2023-07-28 –, 32-D463 (Star)
As Julia usage continues to grow within regulated biomedical environments, it is vital to ensure analyses are traceable and reproducible. Conducting analyses in an open-science manner is also critical to expand the adoption of Julia and to facilitate the infrastructure growth of Julia as an accessible ecosystem. A step-by-step model-building example of a classic monoclonal antibody-drug conjugate PBPK/tumor dynamics system illustrates how to develop such a reproducible open-science framework.
The Julia ecosystem has been developed as a powerful open-source language, but it currently lacks some infrastructure typically required by regulatory agencies to be seen as a reproducible and dependable open-source platform for submission-quality work within the highly regulated biomedical field. For Julia to be a truly open-source platform it needs infrastructure for pharmacometric and QSP analyses like the "how to document that this platform is “validated" as R has done (https://www.r-project.org/doc/R-FDA.pdf) ", a package for routinely incorporating inputs like dosing events and other "covariates", model library(ies), general (traceable and reproducible) modeling workflows and best practices, model specification approaches, package testing, functional outputs, etc. The open-source community should not have to rely on commercial entities to supply such infrastructure, nor is a viable open-source language healthy, under those circumstances.

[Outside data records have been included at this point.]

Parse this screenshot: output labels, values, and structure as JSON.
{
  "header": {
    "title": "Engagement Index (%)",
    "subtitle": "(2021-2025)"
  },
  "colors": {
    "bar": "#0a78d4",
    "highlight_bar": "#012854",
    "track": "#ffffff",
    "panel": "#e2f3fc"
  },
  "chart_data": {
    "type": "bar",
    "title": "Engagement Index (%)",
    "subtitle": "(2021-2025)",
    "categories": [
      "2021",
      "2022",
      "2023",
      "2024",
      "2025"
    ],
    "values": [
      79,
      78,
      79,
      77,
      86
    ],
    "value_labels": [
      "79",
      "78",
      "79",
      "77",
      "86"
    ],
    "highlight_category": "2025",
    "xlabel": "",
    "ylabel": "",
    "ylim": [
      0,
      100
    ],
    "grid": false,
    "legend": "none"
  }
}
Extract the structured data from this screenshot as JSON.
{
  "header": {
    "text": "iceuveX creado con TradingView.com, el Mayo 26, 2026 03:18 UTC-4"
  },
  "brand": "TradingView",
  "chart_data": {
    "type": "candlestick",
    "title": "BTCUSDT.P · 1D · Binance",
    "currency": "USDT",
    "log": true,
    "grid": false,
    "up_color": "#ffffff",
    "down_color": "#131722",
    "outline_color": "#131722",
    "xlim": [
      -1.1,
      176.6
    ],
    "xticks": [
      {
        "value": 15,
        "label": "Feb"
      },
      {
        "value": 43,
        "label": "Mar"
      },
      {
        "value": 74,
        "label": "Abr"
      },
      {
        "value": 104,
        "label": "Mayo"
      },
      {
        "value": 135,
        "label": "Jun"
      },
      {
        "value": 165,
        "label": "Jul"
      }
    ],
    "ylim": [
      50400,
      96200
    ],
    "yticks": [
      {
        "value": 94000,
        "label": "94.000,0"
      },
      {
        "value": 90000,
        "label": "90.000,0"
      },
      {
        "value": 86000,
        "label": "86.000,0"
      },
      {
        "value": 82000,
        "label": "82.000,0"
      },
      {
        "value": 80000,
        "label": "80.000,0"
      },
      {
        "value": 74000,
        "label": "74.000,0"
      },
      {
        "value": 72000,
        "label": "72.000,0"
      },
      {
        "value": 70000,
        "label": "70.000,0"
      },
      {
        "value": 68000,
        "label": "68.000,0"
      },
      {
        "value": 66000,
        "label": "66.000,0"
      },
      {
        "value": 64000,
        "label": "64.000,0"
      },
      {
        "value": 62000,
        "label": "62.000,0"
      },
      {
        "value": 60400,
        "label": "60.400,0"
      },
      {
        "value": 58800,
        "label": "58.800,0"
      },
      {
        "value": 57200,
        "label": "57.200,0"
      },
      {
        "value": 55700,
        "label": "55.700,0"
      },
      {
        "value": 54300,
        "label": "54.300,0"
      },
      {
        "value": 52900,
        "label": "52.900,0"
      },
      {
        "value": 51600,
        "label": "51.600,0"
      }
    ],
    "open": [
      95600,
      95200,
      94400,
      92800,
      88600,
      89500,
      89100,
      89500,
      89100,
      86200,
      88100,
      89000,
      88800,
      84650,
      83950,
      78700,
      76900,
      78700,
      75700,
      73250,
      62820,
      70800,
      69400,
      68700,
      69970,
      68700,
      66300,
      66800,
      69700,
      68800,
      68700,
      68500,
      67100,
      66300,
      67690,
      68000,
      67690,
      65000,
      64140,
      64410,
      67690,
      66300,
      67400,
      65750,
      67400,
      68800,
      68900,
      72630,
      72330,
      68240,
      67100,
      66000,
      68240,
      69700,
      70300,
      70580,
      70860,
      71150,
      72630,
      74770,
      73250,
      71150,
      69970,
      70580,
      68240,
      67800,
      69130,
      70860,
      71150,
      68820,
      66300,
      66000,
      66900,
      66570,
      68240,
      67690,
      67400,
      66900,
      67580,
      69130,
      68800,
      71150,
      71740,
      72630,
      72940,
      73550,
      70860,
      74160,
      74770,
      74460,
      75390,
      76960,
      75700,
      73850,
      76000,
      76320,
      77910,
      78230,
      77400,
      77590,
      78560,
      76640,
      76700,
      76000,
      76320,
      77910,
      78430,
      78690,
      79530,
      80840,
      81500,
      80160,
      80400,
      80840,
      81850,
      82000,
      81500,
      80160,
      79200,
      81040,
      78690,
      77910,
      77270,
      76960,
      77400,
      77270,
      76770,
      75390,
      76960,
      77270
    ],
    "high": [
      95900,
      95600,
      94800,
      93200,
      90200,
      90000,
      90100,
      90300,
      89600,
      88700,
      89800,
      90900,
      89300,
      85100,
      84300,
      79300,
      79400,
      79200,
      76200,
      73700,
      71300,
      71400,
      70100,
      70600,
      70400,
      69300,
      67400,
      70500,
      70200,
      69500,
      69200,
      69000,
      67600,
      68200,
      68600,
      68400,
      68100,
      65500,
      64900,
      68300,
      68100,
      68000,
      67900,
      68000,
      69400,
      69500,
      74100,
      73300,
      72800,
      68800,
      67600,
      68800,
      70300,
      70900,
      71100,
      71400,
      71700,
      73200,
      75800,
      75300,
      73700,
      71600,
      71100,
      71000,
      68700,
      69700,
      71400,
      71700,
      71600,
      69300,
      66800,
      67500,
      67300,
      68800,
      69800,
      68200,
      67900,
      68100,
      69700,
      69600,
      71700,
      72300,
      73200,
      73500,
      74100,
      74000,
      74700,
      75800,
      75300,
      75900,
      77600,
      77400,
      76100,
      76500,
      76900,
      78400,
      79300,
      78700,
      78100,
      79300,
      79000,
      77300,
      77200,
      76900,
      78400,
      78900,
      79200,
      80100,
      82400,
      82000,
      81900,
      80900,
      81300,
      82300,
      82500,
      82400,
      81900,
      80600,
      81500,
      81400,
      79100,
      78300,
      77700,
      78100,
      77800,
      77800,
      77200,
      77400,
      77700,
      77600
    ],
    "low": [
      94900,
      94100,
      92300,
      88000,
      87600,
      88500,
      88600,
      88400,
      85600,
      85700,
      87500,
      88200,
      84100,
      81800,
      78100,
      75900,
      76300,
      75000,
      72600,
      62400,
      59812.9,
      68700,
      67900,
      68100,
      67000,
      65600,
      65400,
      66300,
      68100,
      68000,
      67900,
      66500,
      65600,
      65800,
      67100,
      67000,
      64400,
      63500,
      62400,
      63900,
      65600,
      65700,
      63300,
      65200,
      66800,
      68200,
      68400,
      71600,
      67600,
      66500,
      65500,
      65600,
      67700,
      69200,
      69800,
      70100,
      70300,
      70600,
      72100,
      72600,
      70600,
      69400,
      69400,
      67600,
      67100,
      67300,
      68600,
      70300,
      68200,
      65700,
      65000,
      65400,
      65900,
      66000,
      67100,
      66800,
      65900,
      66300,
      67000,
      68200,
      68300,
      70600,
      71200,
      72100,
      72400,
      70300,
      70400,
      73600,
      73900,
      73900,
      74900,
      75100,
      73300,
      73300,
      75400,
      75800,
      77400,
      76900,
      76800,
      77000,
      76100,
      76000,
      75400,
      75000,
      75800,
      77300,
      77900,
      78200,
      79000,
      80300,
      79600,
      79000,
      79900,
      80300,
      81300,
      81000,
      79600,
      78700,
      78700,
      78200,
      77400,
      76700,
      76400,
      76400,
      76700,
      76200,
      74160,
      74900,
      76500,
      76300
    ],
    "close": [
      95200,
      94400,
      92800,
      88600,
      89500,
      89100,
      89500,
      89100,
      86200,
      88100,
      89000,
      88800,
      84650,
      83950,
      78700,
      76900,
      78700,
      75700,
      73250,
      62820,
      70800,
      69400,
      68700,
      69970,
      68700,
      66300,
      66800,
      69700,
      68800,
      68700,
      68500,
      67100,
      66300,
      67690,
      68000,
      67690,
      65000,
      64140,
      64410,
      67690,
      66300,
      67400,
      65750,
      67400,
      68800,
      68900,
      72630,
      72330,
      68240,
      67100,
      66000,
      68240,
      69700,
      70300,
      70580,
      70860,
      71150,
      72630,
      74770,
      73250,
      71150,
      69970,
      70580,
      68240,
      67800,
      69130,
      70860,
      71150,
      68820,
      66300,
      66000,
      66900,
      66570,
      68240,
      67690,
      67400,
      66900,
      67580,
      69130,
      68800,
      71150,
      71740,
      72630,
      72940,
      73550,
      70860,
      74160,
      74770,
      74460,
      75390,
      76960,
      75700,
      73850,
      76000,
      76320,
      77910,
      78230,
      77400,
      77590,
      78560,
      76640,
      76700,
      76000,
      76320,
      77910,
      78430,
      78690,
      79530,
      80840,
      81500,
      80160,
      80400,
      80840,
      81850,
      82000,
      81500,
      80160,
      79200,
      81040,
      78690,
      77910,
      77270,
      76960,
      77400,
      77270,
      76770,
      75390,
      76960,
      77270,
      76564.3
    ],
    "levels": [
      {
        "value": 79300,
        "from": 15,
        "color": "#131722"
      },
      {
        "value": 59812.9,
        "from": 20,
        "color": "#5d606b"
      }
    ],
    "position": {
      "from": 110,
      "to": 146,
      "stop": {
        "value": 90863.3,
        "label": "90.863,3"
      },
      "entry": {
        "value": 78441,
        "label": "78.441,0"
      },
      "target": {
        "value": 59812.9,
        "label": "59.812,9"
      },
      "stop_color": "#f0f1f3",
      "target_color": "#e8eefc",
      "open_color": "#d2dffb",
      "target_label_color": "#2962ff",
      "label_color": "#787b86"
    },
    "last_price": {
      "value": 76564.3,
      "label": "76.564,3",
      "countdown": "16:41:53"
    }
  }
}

The authors have been working, with others in the field, to develop models and some of the aforementioned workflows and infrastructure to produce submission-quality analyses within the open-source and open-science Julia ecosystem. A classic set of monoclonal antibody-drug conjugate Physiologically Based PK (PBPK)/tumor dynamics systems models have been implemented, parameterized, and exercised (through simulation) to illustrate such a reproducible workflow. The background behind the models and the Julia scripts used to develop and visualize the models and processing will be presented as a step-by-step “how-to” guide for deploying a reproducible open-science Julia workflow. A github page with the details and codes behind this vignette will also be provided to the public, in the spirit of knowledge sharing.
Ahmed earned his PhD in Biomedical Sciences from the University of Connecticut developing Bayesian statistical algorithms to solve issues with super-resolution imaging. He joined the Translational and Systems Pharmacology group at Metrum Research Group in 2017 and has been conducting a variety of modeling and simulation analyses including quantitative systems pharmacology (QSP), Physiologically Based Pharmacokinetic (PBPK), population pharmacokinetic/pharmacodynamic (PKPD) modeling, and Bayesian PKPD modeling.